PHILANTHROPIE. La fracture numérique, si elle n’est pas résorbée, peut se transformer en véritable fossé. C’est le scénario peu enviable qui guette les quelque 8000 organismes communautaires du Québec dans les prochaines années. Leur retard technologique est en effet manifeste par rapport aux autres secteurs d’activité. Les 11 Centraide du Québec ont donc lancé, en mars dernier, DATAide, un programme qui vise à aider environ 3000 d’entre eux à négocier la courbe parfois prononcée du virage numérique.

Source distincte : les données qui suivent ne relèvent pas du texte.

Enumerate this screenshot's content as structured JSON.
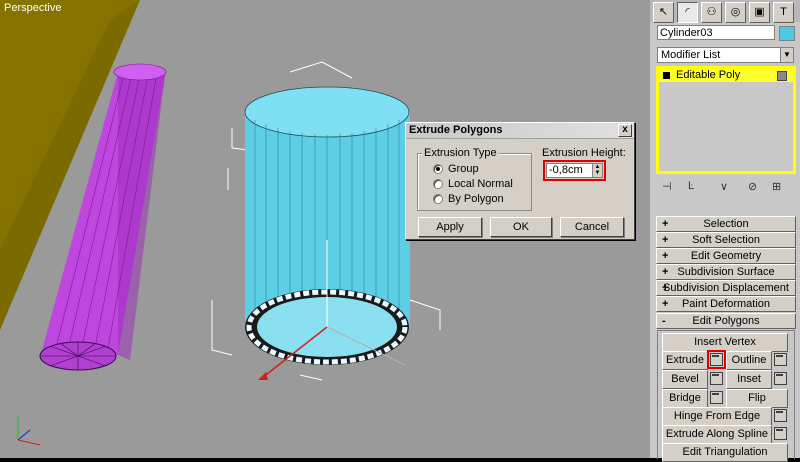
{
  "viewport": {
    "label": "Perspective"
  },
  "dialog": {
    "title": "Extrude Polygons",
    "close_glyph": "x",
    "group_title": "Extrusion Type",
    "options": [
      "Group",
      "Local Normal",
      "By Polygon"
    ],
    "selected_option": "Group",
    "height_label": "Extrusion Height:",
    "height_value": "-0,8cm",
    "buttons": {
      "apply": "Apply",
      "ok": "OK",
      "cancel": "Cancel"
    }
  },
  "panel": {
    "object_name": "Cylinder03",
    "object_color": "#4fc8e8",
    "modifier_list": "Modifier List",
    "stack_item": "Editable Poly",
    "rollouts": [
      {
        "sign": "+",
        "label": "Selection"
      },
      {
        "sign": "+",
        "label": "Soft Selection"
      },
      {
        "sign": "+",
        "label": "Edit Geometry"
      },
      {
        "sign": "+",
        "label": "Subdivision Surface"
      },
      {
        "sign": "+",
        "label": "Subdivision Displacement"
      },
      {
        "sign": "+",
        "label": "Paint Deformation"
      },
      {
        "sign": "-",
        "label": "Edit Polygons"
      }
    ],
    "edit_polygons": {
      "insert_vertex": "Insert Vertex",
      "extrude": "Extrude",
      "outline": "Outline",
      "bevel": "Bevel",
      "inset": "Inset",
      "bridge": "Bridge",
      "flip": "Flip",
      "hinge_from_edge": "Hinge From Edge",
      "extrude_along_spline": "Extrude Along Spline",
      "edit_triangulation": "Edit Triangulation"
    }
  },
  "colors": {
    "highlight": "#e00000",
    "selection": "#ffff00",
    "cylinder": "#5ccfe6",
    "tube": "#c040e0"
  }
}
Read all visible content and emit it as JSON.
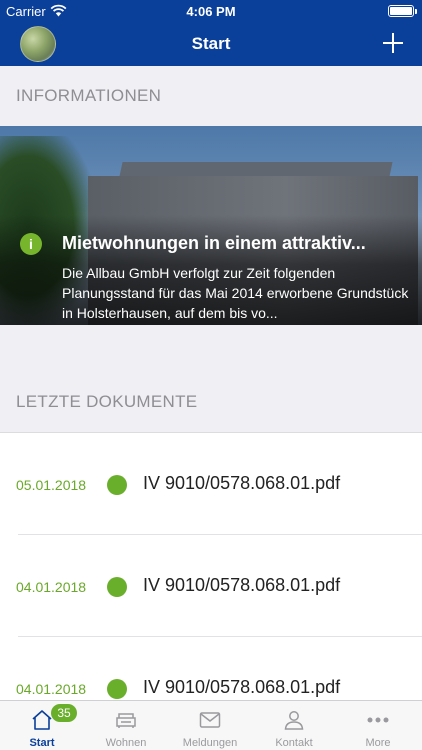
{
  "status_bar": {
    "carrier": "Carrier",
    "time": "4:06 PM"
  },
  "nav": {
    "title": "Start"
  },
  "sections": {
    "info_title": "INFORMATIONEN",
    "docs_title": "LETZTE DOKUMENTE"
  },
  "news": {
    "icon": "info-icon",
    "title": "Mietwohnungen in einem attraktiv...",
    "text": "Die Allbau GmbH verfolgt zur Zeit folgenden Planungsstand für das Mai 2014 erworbene Grundstück in Holsterhausen, auf dem bis vo..."
  },
  "documents": [
    {
      "date": "05.01.2018",
      "name": "IV 9010/0578.068.01.pdf"
    },
    {
      "date": "04.01.2018",
      "name": "IV 9010/0578.068.01.pdf"
    },
    {
      "date": "04.01.2018",
      "name": "IV 9010/0578.068.01.pdf"
    }
  ],
  "tabs": [
    {
      "label": "Start",
      "icon": "home-icon",
      "badge": "35",
      "active": true
    },
    {
      "label": "Wohnen",
      "icon": "sofa-icon"
    },
    {
      "label": "Meldungen",
      "icon": "mail-icon"
    },
    {
      "label": "Kontakt",
      "icon": "person-icon"
    },
    {
      "label": "More",
      "icon": "more-icon"
    }
  ],
  "colors": {
    "nav_bg": "#0a3f9a",
    "accent_green": "#6aaf2c"
  }
}
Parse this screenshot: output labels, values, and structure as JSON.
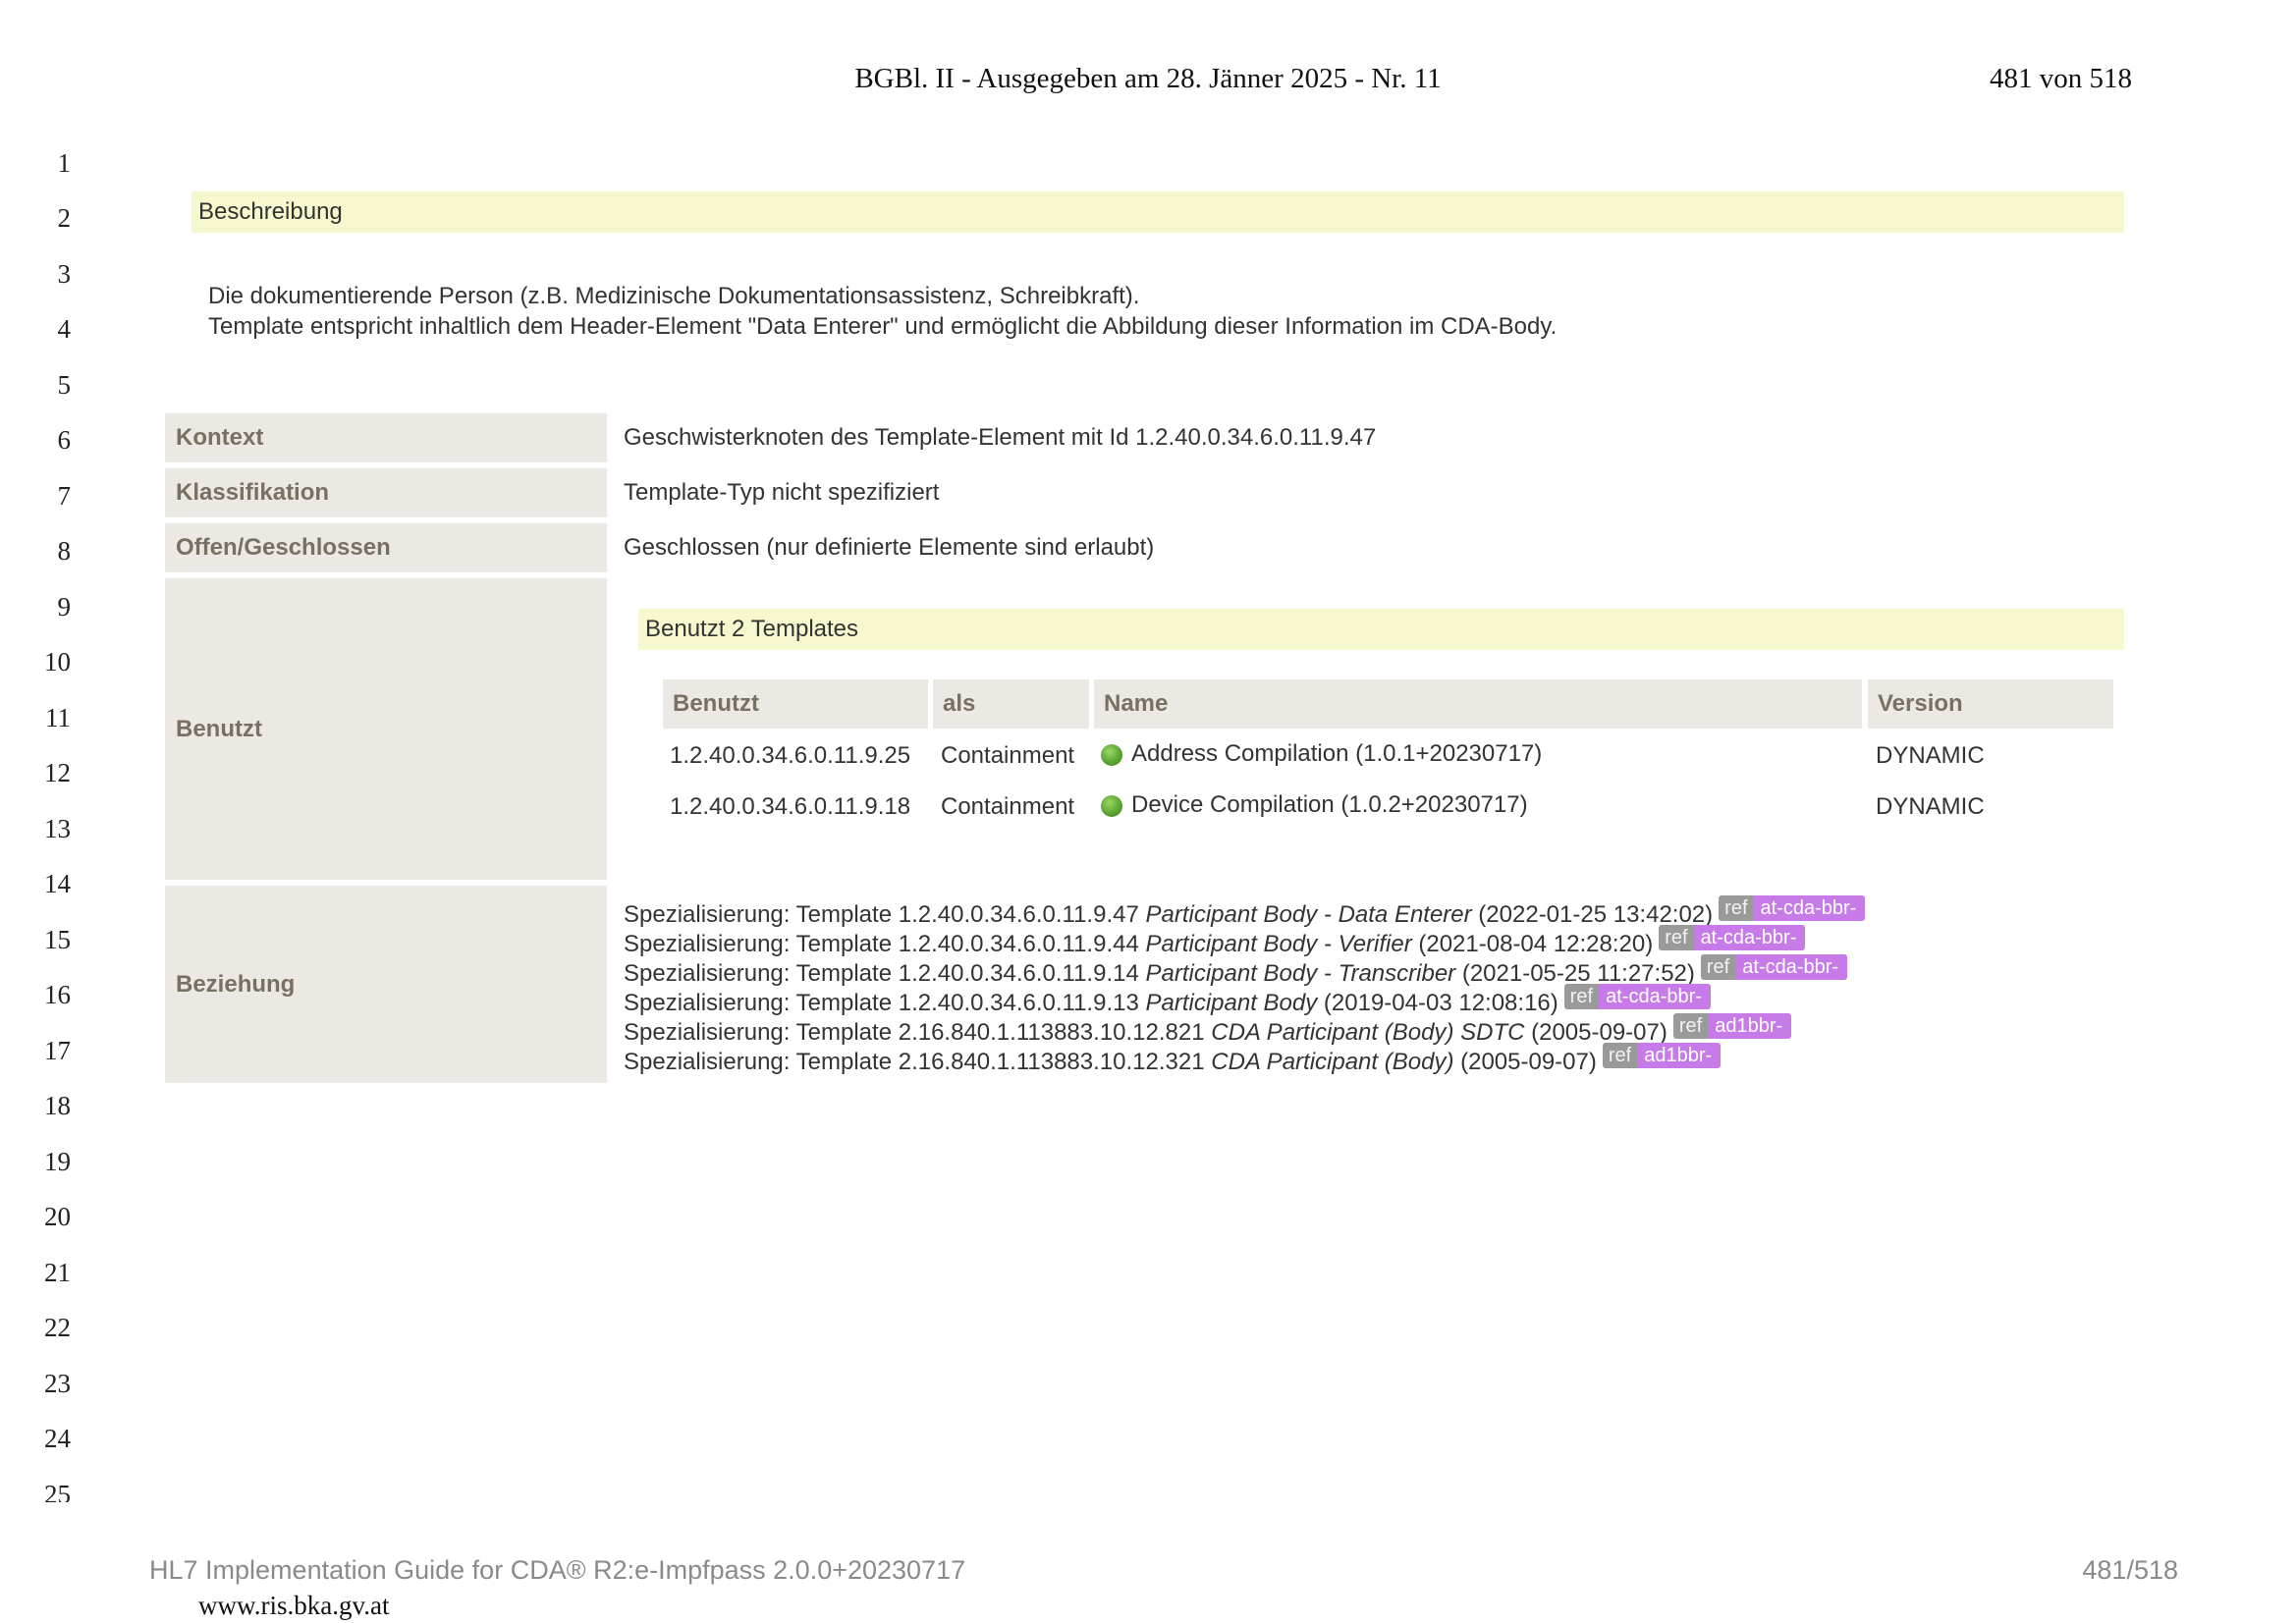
{
  "header": {
    "title": "BGBl. II - Ausgegeben am 28. Jänner 2025 - Nr. 11",
    "page": "481 von 518"
  },
  "line_numbers": [
    "1",
    "2",
    "3",
    "4",
    "5",
    "6",
    "7",
    "8",
    "9",
    "10",
    "11",
    "12",
    "13",
    "14",
    "15",
    "16",
    "17",
    "18",
    "19",
    "20",
    "21",
    "22",
    "23",
    "24",
    "25"
  ],
  "beschreibung": {
    "title": "Beschreibung",
    "lines": [
      "Die dokumentierende Person (z.B. Medizinische Dokumentationsassistenz, Schreibkraft).",
      "Template entspricht inhaltlich dem Header-Element \"Data Enterer\" und ermöglicht die Abbildung dieser Information im CDA-Body."
    ]
  },
  "properties": {
    "kontext": {
      "label": "Kontext",
      "value": "Geschwisterknoten des Template-Element mit Id 1.2.40.0.34.6.0.11.9.47"
    },
    "klassifikation": {
      "label": "Klassifikation",
      "value": "Template-Typ nicht spezifiziert"
    },
    "offen": {
      "label": "Offen/Geschlossen",
      "value": "Geschlossen (nur definierte Elemente sind erlaubt)"
    },
    "benutzt": {
      "label": "Benutzt"
    },
    "beziehung": {
      "label": "Beziehung"
    }
  },
  "uses": {
    "title": "Benutzt 2 Templates",
    "columns": {
      "benutzt": "Benutzt",
      "als": "als",
      "name": "Name",
      "version": "Version"
    },
    "rows": [
      {
        "id": "1.2.40.0.34.6.0.11.9.25",
        "als": "Containment",
        "name": "Address Compilation (1.0.1+20230717)",
        "version": "DYNAMIC",
        "status_color": "#5aa532"
      },
      {
        "id": "1.2.40.0.34.6.0.11.9.18",
        "als": "Containment",
        "name": "Device Compilation (1.0.2+20230717)",
        "version": "DYNAMIC",
        "status_color": "#5aa532"
      }
    ]
  },
  "relations": [
    {
      "prefix": "Spezialisierung: Template 1.2.40.0.34.6.0.11.9.47 ",
      "name": "Participant Body - Data Enterer",
      "date": " (2022‑01‑25 13:42:02)",
      "ref": "ref",
      "prefix_badge": "at-cda-bbr-"
    },
    {
      "prefix": "Spezialisierung: Template 1.2.40.0.34.6.0.11.9.44 ",
      "name": "Participant Body - Verifier",
      "date": " (2021‑08‑04 12:28:20)",
      "ref": "ref",
      "prefix_badge": "at-cda-bbr-"
    },
    {
      "prefix": "Spezialisierung: Template 1.2.40.0.34.6.0.11.9.14 ",
      "name": "Participant Body - Transcriber",
      "date": " (2021‑05‑25 11:27:52)",
      "ref": "ref",
      "prefix_badge": "at-cda-bbr-"
    },
    {
      "prefix": "Spezialisierung: Template 1.2.40.0.34.6.0.11.9.13 ",
      "name": "Participant Body",
      "date": " (2019‑04‑03 12:08:16)",
      "ref": "ref",
      "prefix_badge": "at-cda-bbr-"
    },
    {
      "prefix": "Spezialisierung: Template 2.16.840.1.113883.10.12.821 ",
      "name": "CDA Participant (Body) SDTC",
      "date": " (2005‑09‑07)",
      "ref": "ref",
      "prefix_badge": "ad1bbr-"
    },
    {
      "prefix": "Spezialisierung: Template 2.16.840.1.113883.10.12.321 ",
      "name": "CDA Participant (Body)",
      "date": " (2005‑09‑07)",
      "ref": "ref",
      "prefix_badge": "ad1bbr-"
    }
  ],
  "footer": {
    "guide": "HL7 Implementation Guide for CDA® R2:e-Impfpass 2.0.0+20230717",
    "page": "481/518",
    "url": "www.ris.bka.gv.at"
  },
  "colors": {
    "section_bar": "#f8f8cf",
    "label_cell": "#ece9e4",
    "label_text": "#7a6f63",
    "ref_badge": "#9a9a9a",
    "prefix_badge": "#c77be8"
  }
}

«Dans notre monde, il est aberrant que près du tiers des organismes communautaires accuse un retard en matière de numérique», déplore Claude Pinard, PDG de Centraide du Grand Montréal, qui pilote le nouveau parcours d’apprentissage et d’accompagnement, le premier du genre au Québec. Les grands perdants sont ultimement les bénéficiaires de ces organismes, lesquels subissent de plein fouet les conséquences de cette énième source d’inégalités sociales.
Besoins criants
Une étude de l’Observatoire québécois des inégalités publiée en 2019, soit avant la pandémie de COVID-19, brossait déjà un portrait alarmant. On peut y lire que plus d’un organisme sur deux, sur la cinquantaine sondée, a un parc informatique âgé de plus de trois ans. Aussi, moins de la moitié emploie l’automatisation et les bases de données massives, des outils pourtant essentiels pour tirer parti des données informatiques que la vaste majorité récolte. Seulement 6% des organismes font usage d’algorithmes.
Le manque d’expertise technique, de temps et d’argent est une raison fréquemment mise en lumière dans les réponses de l’enquête. C’est donc autour de ces éléments que DATAide s’articule. «Le programme est composé de webinaires, de formations pour développer les compétences des intervenants et d’activités de soutien au leadership. Notre objectif est de faciliter la concrétisation de projets de transformation numérique au cours des trois prochaines années», explique Claude Pinard.
Bien sûr, tous les organismes communautaires n’en sont pas au même point dans ces réflexions. Si certains sont déjà en position pour innover, d’autres, au contraire, ont tout à faire pour numériser leurs activités. Entre les deux se situe une multitude de cas d’espèce. C’est pourquoi trois types d’accompagnement sont proposés, de même que 500 bourses destinées à soutenir des projets d’acquisition de matériel ou de licences, leur mise en œuvre, ainsi que des «initiatives novatrices».
«Les organismes participants pourront […] être encore plus agiles en ce qui concerne leur capacité à soutenir les personnes en situation de vulnérabilité», a souligné le ministre du Travail, de l’Emploi et de la Solidarité sociale, Jean Boulet, par communiqué.
Un premier webinaire de sensibilisation, de deux heures et ouvert à tous, est à l’horaire en mai. Par la suite, 180 organismes triés sur le volet s’engageront dans une formation de 12 semaines. Le but est de développer un plan de transition numérique digne de ce nom. «En parallèle, nous créerons un bassin d’une soixantaine d’ambassadeurs du numérique qui portera la voix du milieu communautaire», spécifie Marc-André Delorme, conseiller en planification et en développement pour le projet DATAide.
En concertation
Tous les organismes communautaires participants commenteront leur expérience tout au long de la durée du projet. «Ils vont nous aider à ajuster le tir en cours de route, indique Marc-André Delorme. Nous sommes persuadés d’ainsi atteindre les cibles que nous nous sommes fixées.» Chaque organisme sera en outre invité à porter un regard critique sur sa propre maturité technologique, notamment en ce qui a trait à l’utilisation des données de ses bénéficiaires.
À ce chapitre, l’entreprise sociale montréalaise Nord Ouvert apporte un précieux coup de pouce. Fondé en 2011, cet organisme sans but lucratif se spécialise entre autres dans la gouvernance et la gestion des données ainsi que dans l’inclusion numérique. Présent partout au Canada, il agit à titre de partenaire responsable de la création du contenu de formation. «Nord Ouvert nous aide à structurer notre approche, à la rendre accessible», résume Marc-André Delorme.
«Différentes valeurs peuvent être accordées aux données en fonction de la situation particulière de l’organisme. Nous voulons que les apprenants réfléchissent à leur réalité, à leur contexte», affirme Samuel Kohn, directeur des programmes à Nord Ouvert. Cela n’a pas à être une montagne. «De petites choses peuvent être mises en place assez rapidement. Une simple stratégie de suivi et d’évaluation fondée sur des données peut avoir des répercussions énormes sur les services offerts.»